The order appealed from is affirmed and the cause remanded for further proceedings not inconsistent with this opinion.
I dissent from the part of the decision which withdraws from the trial judge's vocabulary, in instructing a jury, the term "unavoidable accident." When the layman upon the street uses that term, he fully understands its meaning. The decision obviously leaves all people, including lawyers, free to use the term "unavoidable accident." Only the trial judge is forbidden the use of the term.
Of all work which the legal profession performs, instructing the jury is very likely the poorest that we turn out. Denying the trial judge the right to use the words "unavoidable accident" will not improve the instructions. The majority suggests no term of equal clarity for the trial judge to use in lieu of "unavoidable accident." In fact, they suggest that when the trial judge has told the jury that the plaintiff is not entitled to a verdict unless he establishes negligence, he need say nothing more.

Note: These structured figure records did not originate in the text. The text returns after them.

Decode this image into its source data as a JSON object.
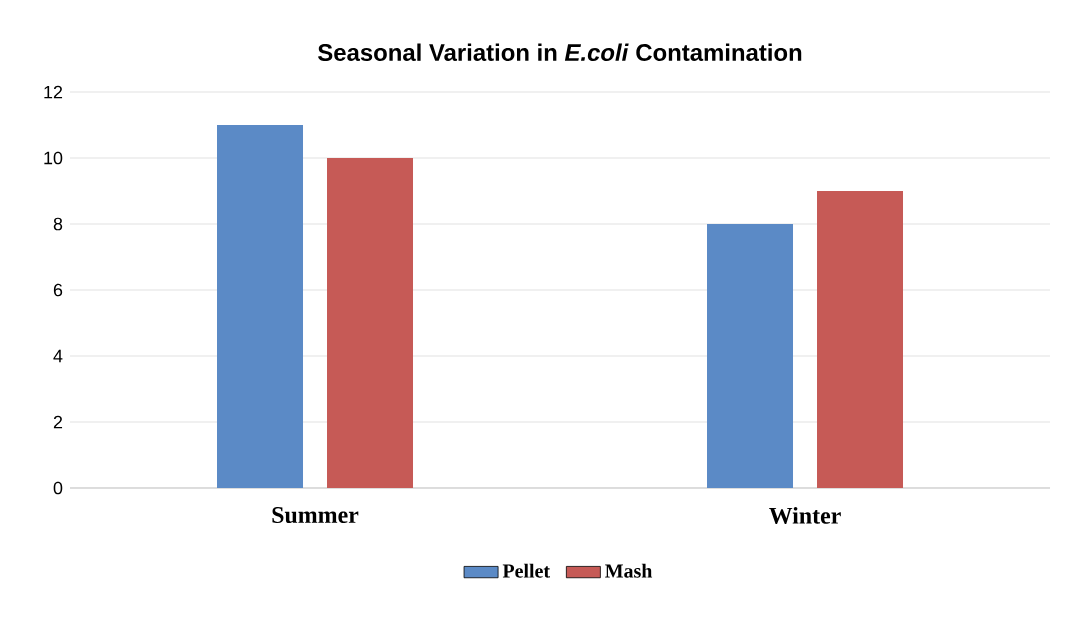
{
  "chart_data": {
    "type": "bar",
    "title": "Seasonal Variation in *E.coli* Contamination",
    "categories": [
      "Summer",
      "Winter"
    ],
    "series": [
      {
        "name": "Pellet",
        "color": "#5b8ac6",
        "values": [
          11,
          8
        ]
      },
      {
        "name": "Mash",
        "color": "#c65a56",
        "values": [
          10,
          9
        ]
      }
    ],
    "ylim": [
      0,
      12
    ],
    "yticks": [
      0,
      2,
      4,
      6,
      8,
      10,
      12
    ],
    "grid": "y",
    "legend": "bottom"
  }
}
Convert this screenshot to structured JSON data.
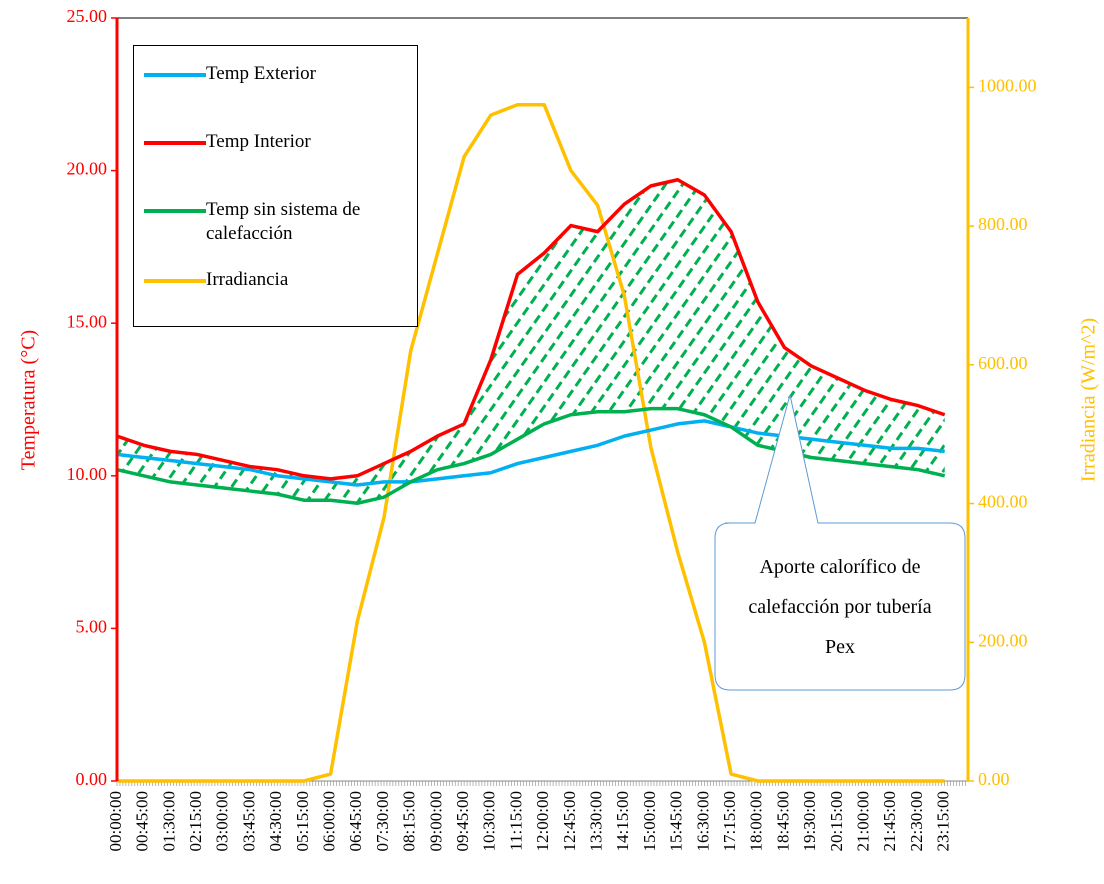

But the trial judge is in a far better position than we are to know whether he should say something more. If some trial judge in the future momentarily forgets the holding of the majority in this case and uses the term "unavoidable accident," a basis for appeal will be created or an additional assignment of error will find its way into the appellant's brief.
Apparently, the basis of the majority's opinion is that the term "unavoidable accident" is a bias expression, that is, it inclines the minds of the jurors one way or the other. If we are now going to begin to limit the language of the instructions, someone will undoubtedly next tackle the term "an act of God." "Unavoidable accident" and "an act of God" frequently have the same meaning. When we have left to the trial judge nothing but insipid words, the instructions will be of that character. Or, if the trial judge can use nothing but legalistic terms, the instructions will mean even less to the jury than they now do.
The term "unavoidable accident" is one which every juror understands. Terms of that kind rather than words selected from the law dictionaries should be employed in the instructions. The jury must catch "on the fly" the meaning of the instructions. It will grasp their significance much more readily if terms such as "unavoidable accident" are employed than if the trial judge speaks of accidents in which neither party was guilty of negligence.
Although I dissent from the foregoing part of the decision, I concur in all other parts, including the result.